Togo : Des organisations de la société civile appellent yark Damehane à repenser l’opération « entonnoir »

Le Ton de la Jeunesse Patriotique (TJP), le  Réseau des Jeunes pour la Démocratie et la Paix (RJDP), la Solidarité Planétaire Branche du Togo (SPBT) et de la Ligue des Consommateurs du Togo (LCT) se manifestent contre l’opération « entonnoir » initiée par le ministère de la sécurité. Dans un communiqué, les quatre organisations ont manifesté leur désapprobation par rapport à la pratique et appellent le ministère de la sécurité à revoir ses méthodes.

L’opération de saisie du carburant frelaté mise sur pied par le gouvernement pour décourager les vendeurs ou contrebandiers est dénoncée par ces organisations. Selon elles, la violence et la perte en vies humaines que cette opération engendre est inconcevable.
« La société civile a été interpelée par la recrudescence de la violence dans la lutte contre le carburant issus de la contrebande. Cela nous amène à manifester notre désapprobation par rapport à ces violences que ne cessent d’exercer les forces de l’ordre sur les citoyens. Le carburant en soit n’est pas un produit illicite et son commerce n’est pas prohibé comme le cas de la drogue. Sauf que cela requiert certaines conditions de sécurité », a indiqué Yao Nukunu, Président du TJP.

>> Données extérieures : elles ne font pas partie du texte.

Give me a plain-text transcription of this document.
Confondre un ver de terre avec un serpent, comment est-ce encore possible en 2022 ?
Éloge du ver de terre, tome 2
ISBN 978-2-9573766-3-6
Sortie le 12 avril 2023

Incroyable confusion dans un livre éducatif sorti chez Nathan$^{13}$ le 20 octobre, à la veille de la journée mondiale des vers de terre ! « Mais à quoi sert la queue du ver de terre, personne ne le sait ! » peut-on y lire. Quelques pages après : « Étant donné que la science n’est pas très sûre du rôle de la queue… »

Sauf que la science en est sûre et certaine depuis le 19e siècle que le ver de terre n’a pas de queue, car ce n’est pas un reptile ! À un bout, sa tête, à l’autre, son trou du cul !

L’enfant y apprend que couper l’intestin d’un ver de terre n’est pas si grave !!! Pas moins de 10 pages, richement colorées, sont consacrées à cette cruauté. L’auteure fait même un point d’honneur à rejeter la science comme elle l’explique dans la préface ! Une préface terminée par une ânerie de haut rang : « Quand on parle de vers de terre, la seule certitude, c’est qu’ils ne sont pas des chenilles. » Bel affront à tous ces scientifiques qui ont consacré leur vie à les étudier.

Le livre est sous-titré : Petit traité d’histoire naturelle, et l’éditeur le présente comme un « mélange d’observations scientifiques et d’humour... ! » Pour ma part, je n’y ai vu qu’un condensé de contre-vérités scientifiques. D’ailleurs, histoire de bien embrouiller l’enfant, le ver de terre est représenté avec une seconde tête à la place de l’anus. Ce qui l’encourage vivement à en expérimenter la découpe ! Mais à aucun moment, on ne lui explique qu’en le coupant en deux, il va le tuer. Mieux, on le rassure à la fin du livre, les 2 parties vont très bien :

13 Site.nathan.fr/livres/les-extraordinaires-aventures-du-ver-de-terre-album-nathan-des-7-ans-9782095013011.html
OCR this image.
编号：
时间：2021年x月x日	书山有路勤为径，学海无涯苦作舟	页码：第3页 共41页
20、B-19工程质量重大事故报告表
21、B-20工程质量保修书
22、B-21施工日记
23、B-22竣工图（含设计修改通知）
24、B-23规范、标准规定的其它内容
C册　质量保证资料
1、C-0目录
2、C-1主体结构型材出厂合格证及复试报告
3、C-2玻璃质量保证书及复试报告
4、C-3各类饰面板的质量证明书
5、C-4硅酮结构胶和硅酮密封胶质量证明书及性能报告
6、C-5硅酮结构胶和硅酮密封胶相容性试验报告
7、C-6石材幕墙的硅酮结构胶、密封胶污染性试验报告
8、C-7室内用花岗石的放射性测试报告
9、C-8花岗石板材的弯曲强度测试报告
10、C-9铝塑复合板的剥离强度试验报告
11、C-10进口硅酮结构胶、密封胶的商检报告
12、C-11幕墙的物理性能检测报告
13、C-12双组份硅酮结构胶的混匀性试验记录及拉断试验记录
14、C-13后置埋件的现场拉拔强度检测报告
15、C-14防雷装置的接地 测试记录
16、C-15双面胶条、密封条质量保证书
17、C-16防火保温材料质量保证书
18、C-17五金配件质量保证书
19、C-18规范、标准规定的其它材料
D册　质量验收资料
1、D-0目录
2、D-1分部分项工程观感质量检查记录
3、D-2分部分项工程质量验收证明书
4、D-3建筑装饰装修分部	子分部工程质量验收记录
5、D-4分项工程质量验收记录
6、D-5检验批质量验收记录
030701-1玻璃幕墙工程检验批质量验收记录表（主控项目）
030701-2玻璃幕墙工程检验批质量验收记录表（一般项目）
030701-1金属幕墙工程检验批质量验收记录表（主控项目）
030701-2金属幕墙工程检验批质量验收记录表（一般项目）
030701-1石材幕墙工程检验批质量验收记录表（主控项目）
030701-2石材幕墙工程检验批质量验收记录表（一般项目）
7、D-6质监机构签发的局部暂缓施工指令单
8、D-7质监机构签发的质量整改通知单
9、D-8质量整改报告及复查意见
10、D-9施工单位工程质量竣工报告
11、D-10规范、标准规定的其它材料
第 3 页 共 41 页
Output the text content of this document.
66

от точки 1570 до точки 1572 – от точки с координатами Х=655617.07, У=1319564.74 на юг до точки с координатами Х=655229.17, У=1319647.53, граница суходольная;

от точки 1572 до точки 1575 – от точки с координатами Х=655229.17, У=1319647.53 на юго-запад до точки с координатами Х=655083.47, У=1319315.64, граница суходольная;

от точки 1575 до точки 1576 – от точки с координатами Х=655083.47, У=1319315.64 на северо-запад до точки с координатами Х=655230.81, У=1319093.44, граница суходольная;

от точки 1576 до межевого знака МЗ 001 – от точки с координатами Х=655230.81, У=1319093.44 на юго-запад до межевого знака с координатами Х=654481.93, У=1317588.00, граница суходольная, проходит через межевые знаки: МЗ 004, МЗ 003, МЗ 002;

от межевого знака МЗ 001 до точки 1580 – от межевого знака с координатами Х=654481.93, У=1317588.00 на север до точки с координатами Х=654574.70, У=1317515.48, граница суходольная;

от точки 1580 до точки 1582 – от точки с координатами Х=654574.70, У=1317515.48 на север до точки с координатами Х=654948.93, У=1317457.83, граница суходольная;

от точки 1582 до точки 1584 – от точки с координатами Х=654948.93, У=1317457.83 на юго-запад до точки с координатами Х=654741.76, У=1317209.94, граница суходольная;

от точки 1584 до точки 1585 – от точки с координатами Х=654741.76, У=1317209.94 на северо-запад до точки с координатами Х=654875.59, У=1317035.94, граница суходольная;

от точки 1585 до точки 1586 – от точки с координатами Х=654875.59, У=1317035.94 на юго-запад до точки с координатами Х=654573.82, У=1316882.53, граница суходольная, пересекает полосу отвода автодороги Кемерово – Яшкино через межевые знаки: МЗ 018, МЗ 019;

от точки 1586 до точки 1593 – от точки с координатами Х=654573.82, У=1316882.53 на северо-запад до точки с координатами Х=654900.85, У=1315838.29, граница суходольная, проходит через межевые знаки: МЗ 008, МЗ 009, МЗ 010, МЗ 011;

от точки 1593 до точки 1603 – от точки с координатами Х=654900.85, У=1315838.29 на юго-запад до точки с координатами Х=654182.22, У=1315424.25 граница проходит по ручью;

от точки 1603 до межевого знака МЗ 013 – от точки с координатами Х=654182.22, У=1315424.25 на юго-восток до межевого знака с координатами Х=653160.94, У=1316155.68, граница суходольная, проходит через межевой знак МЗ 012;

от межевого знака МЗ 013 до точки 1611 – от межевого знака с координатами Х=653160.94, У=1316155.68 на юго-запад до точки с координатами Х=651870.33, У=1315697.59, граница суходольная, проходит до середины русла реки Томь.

Ces organisations disent ne pas cautionner la vente illicite du carburant mais invite le ministère de la sécurité  à « aller vers des solutions idoines et efficaces ».

« Ce que nous proposons, c’est que nous sommes une République et il faut que chacun joue correctement et convenablement son rôle. Les corps habillés qui ont la responsabilité des frontières doivent veiller à interdire l’entrée de l’essence de contrebande. S’il y a une certaine rigueur et efficacité, les carburants et les produits issus de la contrebande n’auront pas accès au territoire », a recommandé Yao Nukunu.

Les organisations soutiennent également que certaines populations qui vivent dans les coins reculés, n’abritent pas de stations d’essence. Elles sont pour la plupart  desservies par les vendeurs du carburant illicite. Par conséquent les quatre organisations appellent l’Etat à revoir sa stratégie pour que toutes les populations aient accès au carburant et soient desservies dans la sécurité.